The media is trying to obfuscate this reality, painting a picture of a diverse White House cabinet that’s doing what’s needed to return things “back to normal.” This is what the ruling class propagandists did last month, when Biden signed a crime bill which supposedly ended for-profit prisons; in reality, the bill barely changed anything, and the corporations which are profiting off of the incarceration of both poor U.S. citizens and detained refugees will be able to continue their reign of terror for as long as the U.S. exists.
As the ruling class tries to paper over the system’s rot, those within the concentration camps will continue to be subjected to the types of horrors that have been revealed to be the norm within ICE facilities in recent years: forced sterilizations of migrant women, physical and sexual abuse of children, appallingly unsanitary living conditions that have caused many of these detained children to die, engineered exposure of detainees to Covid-19, ICE directly emulating the Nazis by using gas against the detainees. ICE has already expanded its deadly repressive campaign to the point where it’s frequently detained U.S. citizens. The next logical step is to put political prisoners within the concentration camps, which Biden’s enabling of ICE to detain far more people for “national security” reasons has made more possible.
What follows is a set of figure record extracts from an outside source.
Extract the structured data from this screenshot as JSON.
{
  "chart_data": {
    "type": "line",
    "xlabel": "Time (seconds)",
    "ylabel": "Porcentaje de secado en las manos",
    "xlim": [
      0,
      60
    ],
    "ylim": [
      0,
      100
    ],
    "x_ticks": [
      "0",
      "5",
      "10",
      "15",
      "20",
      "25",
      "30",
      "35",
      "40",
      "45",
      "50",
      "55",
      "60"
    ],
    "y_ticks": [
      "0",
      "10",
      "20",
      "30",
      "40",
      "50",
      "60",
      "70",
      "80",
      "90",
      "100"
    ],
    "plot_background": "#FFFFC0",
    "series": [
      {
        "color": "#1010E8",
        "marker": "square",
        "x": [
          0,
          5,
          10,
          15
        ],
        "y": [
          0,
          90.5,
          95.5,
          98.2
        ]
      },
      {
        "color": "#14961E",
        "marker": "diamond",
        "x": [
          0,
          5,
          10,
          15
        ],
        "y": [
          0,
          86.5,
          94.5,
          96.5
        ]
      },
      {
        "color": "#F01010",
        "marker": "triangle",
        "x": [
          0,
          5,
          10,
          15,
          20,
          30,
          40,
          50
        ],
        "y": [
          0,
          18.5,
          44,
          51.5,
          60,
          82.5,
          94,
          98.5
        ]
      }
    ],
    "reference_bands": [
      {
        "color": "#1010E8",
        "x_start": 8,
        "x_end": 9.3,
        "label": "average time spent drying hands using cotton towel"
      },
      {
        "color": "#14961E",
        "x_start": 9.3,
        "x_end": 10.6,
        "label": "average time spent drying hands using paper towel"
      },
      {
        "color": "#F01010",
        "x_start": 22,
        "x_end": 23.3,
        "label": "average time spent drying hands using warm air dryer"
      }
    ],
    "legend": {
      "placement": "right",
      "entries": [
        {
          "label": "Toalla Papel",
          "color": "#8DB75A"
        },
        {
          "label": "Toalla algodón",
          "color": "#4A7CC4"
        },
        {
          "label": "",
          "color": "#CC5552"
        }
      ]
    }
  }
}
What we’re seeing is the expansion of Washington’s 21st century system of secret prisons, where individuals the state deems undesirable are put into detention facilities that operate outside the norms of civil liberties. All the torture and death camp characteristics that the ICE facilities have exhibited show that they perfectly fit the criteria for this; when someone is detained by ICE, it’s even more likely than in the regular U.S. justice system that they’ll be tortured, held without due process, or killed. Through ICE, the regime in Washington has found a way to bypass the remaining pretenses of legal protections for prisoners.
Again, “expansion” is the operative word, because the U.S. has had a secret prison system for longer than these camps have existed. The construction of Guantanamo Bay, with its wildly lax rules on who can get indefinitely detained within it and its torture of the arbitarily detained prisoners, was the first sign to Americans that something sinister would come to meet them during the 21st century. First they came for the Muslims, then they came for the brown people. Who they come for next will likely be radical political organizers, or journalists like Julian Assange. In recent years, ICE has already begun regularly detaining activists and journalists. All that needs to happen now is for their definition of a dangerous political actor to be broadened, which Biden’s recent ICE reform again creates an opening for.
This is the nature of the U.S. concentration camps of the 21st century: facilities which are being built to take care of the undesirables, be they disfavored ethnic groups or political dissidents. This is the face of the desperate capitalism of our era: a monsterous regime that’s abandoning all pretenses of civil or human rights to try to keep up profits and crush a potential internal class uprising. Will this regime be defeated like the Nazis were?